Dazu kommen die islamischen „Gotteskrieger“ aus aller Welt, die von Salafisten und Islam-Gruppen um Al Qaida, finanziert von Saudi-Arabien und Katar, ins Land eingeschleust wurden. Simon Fassoul, Präsident der Caritas im Libanon, vermutet, dass es derzeit in Syrien mehr als hundert verschiedene Gruppierungen gibt, die in Kämpfe verwickelt seien. Für den Politikwissenschaftler André Bank vom Hamburger Giga-Institut für Nahost-Studien ist Syrien gar zu einer „zentralen Arena“ geworden, in welcher der Kampf um die neue Ordnung im Nahen Osten unter Beteiligung vieler - oftmals widerstreitender - Kräfte ausgetragen wird.

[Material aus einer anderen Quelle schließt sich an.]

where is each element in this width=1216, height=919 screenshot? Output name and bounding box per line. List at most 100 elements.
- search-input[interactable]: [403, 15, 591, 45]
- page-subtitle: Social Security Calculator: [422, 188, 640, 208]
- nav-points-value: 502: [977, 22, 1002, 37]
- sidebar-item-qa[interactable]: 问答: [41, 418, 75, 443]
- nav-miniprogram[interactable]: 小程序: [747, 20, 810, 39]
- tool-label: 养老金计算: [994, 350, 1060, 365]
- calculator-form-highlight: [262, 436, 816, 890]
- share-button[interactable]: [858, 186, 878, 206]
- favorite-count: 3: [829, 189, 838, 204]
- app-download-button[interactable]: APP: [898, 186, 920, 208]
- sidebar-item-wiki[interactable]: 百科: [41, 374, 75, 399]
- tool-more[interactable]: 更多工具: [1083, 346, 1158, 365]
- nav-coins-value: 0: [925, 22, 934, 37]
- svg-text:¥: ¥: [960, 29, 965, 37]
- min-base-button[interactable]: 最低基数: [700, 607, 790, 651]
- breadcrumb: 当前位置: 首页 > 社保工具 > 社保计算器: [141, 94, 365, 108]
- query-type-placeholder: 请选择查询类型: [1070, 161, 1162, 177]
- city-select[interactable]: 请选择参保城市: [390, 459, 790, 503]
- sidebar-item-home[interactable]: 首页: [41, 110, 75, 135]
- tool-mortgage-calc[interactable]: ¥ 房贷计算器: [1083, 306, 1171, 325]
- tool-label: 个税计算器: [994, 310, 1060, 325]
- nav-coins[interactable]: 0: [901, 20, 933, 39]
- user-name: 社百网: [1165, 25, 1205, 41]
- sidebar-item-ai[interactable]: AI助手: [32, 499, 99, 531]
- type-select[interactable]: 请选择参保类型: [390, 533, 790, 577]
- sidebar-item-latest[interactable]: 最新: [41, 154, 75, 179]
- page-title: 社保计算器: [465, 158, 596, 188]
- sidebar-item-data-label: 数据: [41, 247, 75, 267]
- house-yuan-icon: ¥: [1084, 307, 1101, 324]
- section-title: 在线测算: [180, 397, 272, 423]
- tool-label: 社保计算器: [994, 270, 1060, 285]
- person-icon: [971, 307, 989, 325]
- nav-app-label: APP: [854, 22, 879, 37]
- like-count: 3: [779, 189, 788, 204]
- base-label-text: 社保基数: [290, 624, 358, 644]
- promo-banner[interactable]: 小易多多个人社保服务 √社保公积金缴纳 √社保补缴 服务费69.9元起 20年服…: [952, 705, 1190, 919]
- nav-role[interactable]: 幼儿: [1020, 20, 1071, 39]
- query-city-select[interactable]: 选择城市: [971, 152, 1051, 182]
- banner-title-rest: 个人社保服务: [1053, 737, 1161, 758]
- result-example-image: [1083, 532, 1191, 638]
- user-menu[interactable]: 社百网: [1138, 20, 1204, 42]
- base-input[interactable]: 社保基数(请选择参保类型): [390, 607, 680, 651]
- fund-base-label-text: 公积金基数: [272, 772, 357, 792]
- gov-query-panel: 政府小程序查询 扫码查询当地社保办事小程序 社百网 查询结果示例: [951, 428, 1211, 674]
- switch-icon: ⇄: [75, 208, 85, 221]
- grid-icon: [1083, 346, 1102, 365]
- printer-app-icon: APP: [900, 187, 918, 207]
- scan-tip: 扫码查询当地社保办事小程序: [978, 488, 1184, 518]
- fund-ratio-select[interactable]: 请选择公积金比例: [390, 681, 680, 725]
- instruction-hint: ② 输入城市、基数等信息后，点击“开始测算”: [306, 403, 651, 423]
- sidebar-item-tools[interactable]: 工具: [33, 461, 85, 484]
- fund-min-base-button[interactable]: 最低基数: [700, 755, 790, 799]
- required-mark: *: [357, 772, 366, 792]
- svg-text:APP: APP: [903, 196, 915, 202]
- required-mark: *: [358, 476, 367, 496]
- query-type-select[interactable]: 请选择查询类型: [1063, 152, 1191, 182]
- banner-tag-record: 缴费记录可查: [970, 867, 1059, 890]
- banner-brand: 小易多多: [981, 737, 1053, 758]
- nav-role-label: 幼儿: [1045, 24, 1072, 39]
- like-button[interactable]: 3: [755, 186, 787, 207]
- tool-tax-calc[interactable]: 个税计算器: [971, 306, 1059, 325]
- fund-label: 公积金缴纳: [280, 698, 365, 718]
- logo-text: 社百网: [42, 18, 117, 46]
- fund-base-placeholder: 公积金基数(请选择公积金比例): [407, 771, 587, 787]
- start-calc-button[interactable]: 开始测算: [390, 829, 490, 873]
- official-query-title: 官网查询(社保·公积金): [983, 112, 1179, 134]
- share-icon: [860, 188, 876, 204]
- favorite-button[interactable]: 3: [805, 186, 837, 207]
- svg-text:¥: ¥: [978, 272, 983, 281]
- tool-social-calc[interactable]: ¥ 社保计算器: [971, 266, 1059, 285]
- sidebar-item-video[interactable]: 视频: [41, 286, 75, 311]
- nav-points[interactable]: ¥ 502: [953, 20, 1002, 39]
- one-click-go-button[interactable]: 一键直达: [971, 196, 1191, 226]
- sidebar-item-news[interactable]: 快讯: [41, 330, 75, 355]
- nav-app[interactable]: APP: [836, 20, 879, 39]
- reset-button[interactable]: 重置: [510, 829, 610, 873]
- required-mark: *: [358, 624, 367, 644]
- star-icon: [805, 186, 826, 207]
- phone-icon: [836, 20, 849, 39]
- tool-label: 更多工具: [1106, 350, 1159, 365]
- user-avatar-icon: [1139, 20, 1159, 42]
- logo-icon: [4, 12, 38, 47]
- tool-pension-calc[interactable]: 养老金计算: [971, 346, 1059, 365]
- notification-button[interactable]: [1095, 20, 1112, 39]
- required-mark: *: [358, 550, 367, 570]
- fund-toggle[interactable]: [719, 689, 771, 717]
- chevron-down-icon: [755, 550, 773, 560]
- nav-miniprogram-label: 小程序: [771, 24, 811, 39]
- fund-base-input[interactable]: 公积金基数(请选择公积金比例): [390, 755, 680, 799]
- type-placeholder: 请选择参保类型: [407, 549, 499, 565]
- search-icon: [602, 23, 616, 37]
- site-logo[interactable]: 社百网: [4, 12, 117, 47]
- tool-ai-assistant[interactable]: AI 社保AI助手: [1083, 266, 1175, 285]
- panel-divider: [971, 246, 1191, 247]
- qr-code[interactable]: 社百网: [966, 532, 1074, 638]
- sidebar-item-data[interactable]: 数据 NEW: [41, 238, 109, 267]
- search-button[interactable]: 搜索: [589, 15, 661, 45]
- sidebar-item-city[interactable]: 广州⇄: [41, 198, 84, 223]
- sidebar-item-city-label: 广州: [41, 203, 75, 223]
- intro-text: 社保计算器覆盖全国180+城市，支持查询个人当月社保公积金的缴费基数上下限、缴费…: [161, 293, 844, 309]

Christen: Elite und Soldaten
Ebenfalls ist völlig unübersichtlich, wer da genau in der Befehlsstruktur der 2011 gegründeten „Freien Syrischen Armee“ kämpft - oder nicht. Auch desertierte Soldaten der nationalen Armee mischen in verschiedenen Gruppen mit, wobei die Offiziere anscheinend weiterhin zu Assad halten.
Völlig in einer Zwickmühle stecken die Christen, eine zehnprozentige Minderheit, die anders als in anderen arabischen Staaten relativ unbehelligt und frei unter Assad leben konnte und nun den radikal-islamischen Umschlag fürchten muss. Denn eins ist klar: Auf Assad können sie nicht mehr bauen. Die islamische Zukunft der Opposition wird aber nicht demokratisch, sondern extrem christenfeindlich sein. Zu Beginn der „Arabellion“ hatten etwa die katholischen Bischöfe Syriens Assad offen verteidigt und den westlichen Medien vorgeworfen, sie würden bewusst falsch über die Unruhen berichten. Heute ist mancher von ihnen zurückhaltender. So äußerte sich der melkitische Patriarch Gregoire III. Laham, der noch vor zwei Jahren Assad in Schutz genommen hatte, jetzt hoffnungsvoll, was die Friedensinitiative der USA und Russlands angeht: „Wir hoffen, dass die zwei Staaten übereinkommen, wie die Krise zu beenden ist, und nicht, ob man die Opposition bewaffnet oder nicht. Eine darauf verengte Debatte würde nur bedeuten, dass es wieder mehr Opfer, Katastrophen, Leiden und Kämpfen im ganzen Nahen Osten gäbe.“
Das Christentum hat die syrische Region seit dem vierten Jahrhundert kulturell stark mitgeprägt. Die syrischen Christen verstehen sich als Teil ihrer Nation, wenn sie auch seit der Islamisierung im siebten Jahrhundert immer wieder bedrängt wurden und sich in viele Konfessionen aufspalteten. Zur Geschichte des syrischen Christentums gehört die ständige Wanderschaft, das Auf und Ab von Verfolgung und Gewährenlassen.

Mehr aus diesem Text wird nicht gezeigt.